Page 19 of Not a Friend (Crescent Light #1)
Four Years Ago, September
I almost told my mom about you.
S ummer stretched slowly. Nate and Grant finished their master’s programs in May, and Grant moved. It was only thirty minutes away, but his farewell party could have convinced anyone he was going off to war.
My time with Nate stretched on as well, though our meetings remained irregular as ever. Between my summer courses and internship at a local paper, his post-grad production job, and the time Crescent Light spent at the studio, the stars rarely aligned.
But the more time I spent with him, the more I collected the small details that added up to the sum of who Nate was. The insignificant things only someone who knew him intimately got to see.
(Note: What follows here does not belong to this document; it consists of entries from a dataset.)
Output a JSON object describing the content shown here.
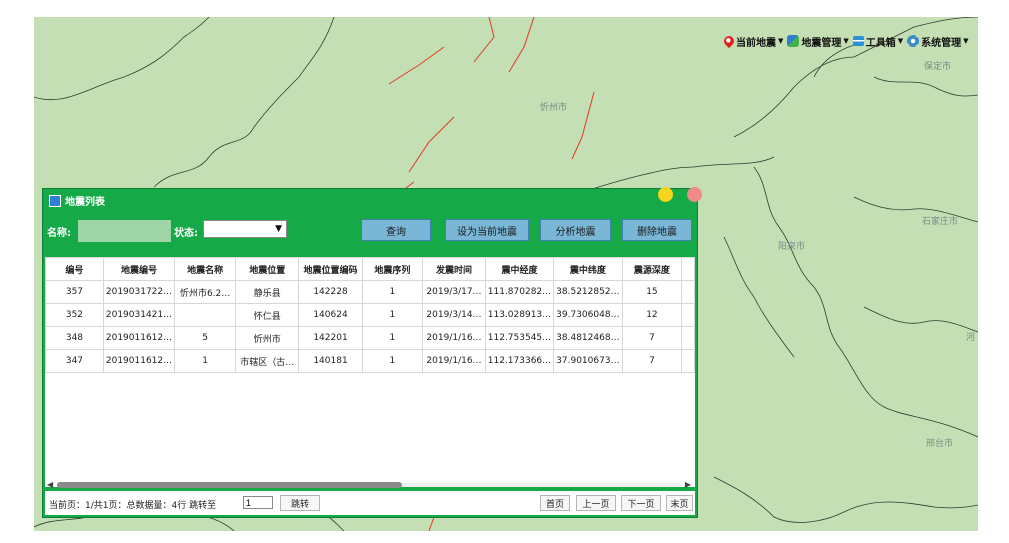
{
  "menu": {
    "items": [
      {
        "label": "当前地震",
        "icon": "location-pin-icon"
      },
      {
        "label": "地震管理",
        "icon": "globe-icon"
      },
      {
        "label": "工具箱",
        "icon": "toolbox-icon"
      },
      {
        "label": "系统管理",
        "icon": "gear-icon"
      }
    ]
  },
  "map": {
    "cities": [
      "忻州市",
      "保定市",
      "石家庄市",
      "阳泉市",
      "邢台市",
      "河"
    ]
  },
  "panel": {
    "title": "地震列表",
    "name_label": "名称:",
    "name_value": "",
    "status_label": "状态:",
    "status_value": "",
    "buttons": {
      "query": "查询",
      "set_current": "设为当前地震",
      "analyze": "分析地震",
      "delete": "删除地震"
    },
    "columns": [
      "编号",
      "地震编号",
      "地震名称",
      "地震位置",
      "地震位置编码",
      "地震序列",
      "发震时间",
      "震中经度",
      "震中纬度",
      "震源深度"
    ],
    "rows": [
      [
        "357",
        "2019031722…",
        "忻州市6.2…",
        "静乐县",
        "142228",
        "1",
        "2019/3/17…",
        "111.870282…",
        "38.5212852…",
        "15"
      ],
      [
        "352",
        "2019031421…",
        "",
        "怀仁县",
        "140624",
        "1",
        "2019/3/14…",
        "113.028913…",
        "39.7306048…",
        "12"
      ],
      [
        "348",
        "2019011612…",
        "5",
        "忻州市",
        "142201",
        "1",
        "2019/1/16…",
        "112.753545…",
        "38.4812468…",
        "7"
      ],
      [
        "347",
        "2019011612…",
        "1",
        "市辖区（古…",
        "140181",
        "1",
        "2019/1/16…",
        "112.173366…",
        "37.9010673…",
        "7"
      ]
    ],
    "pager": {
      "info": "当前页：1/共1页：总数据量：4行",
      "jump_label": "跳转至",
      "jump_value": "1",
      "jump_button": "跳转",
      "first": "首页",
      "prev": "上一页",
      "next": "下一页",
      "last": "末页"
    }
  },
  "colors": {
    "panel_green": "#16a948",
    "map_green": "#c4dfb3",
    "fault_red": "#e03a22",
    "button_blue": "#7ab6d6",
    "minimize_dot": "#f6d51f",
    "close_dot": "#f08a8a"
  }
}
Like the crease that would appear between his eyebrows when he was concentrating, trying to make chords fit his musical vision.
Or the freckle placed precisely in the middle of his shoulder blades.
Or the rare occurrences where he would really laugh.
He was an observer by nature and tended to quietly grin or let out a breathy sort of laugh through his nose.
But occasionally, something would strike him as funny enough that laughter would burst from him, teeth flashing, dimple popping in the process.
Those laughs were my favorite because they were rare. A treat few got to see.
He kept a pocket-sized leatherbound notebook on him, just in case inspiration struck, and he scribbled in it constantly.
Sometimes, we would be right in the middle of a conversation, and he would suddenly hold up a finger, pull out the notebook, take a few seconds to write his thoughts onto the pages, mumble an apology, and prompt the conversation to continue where it left off.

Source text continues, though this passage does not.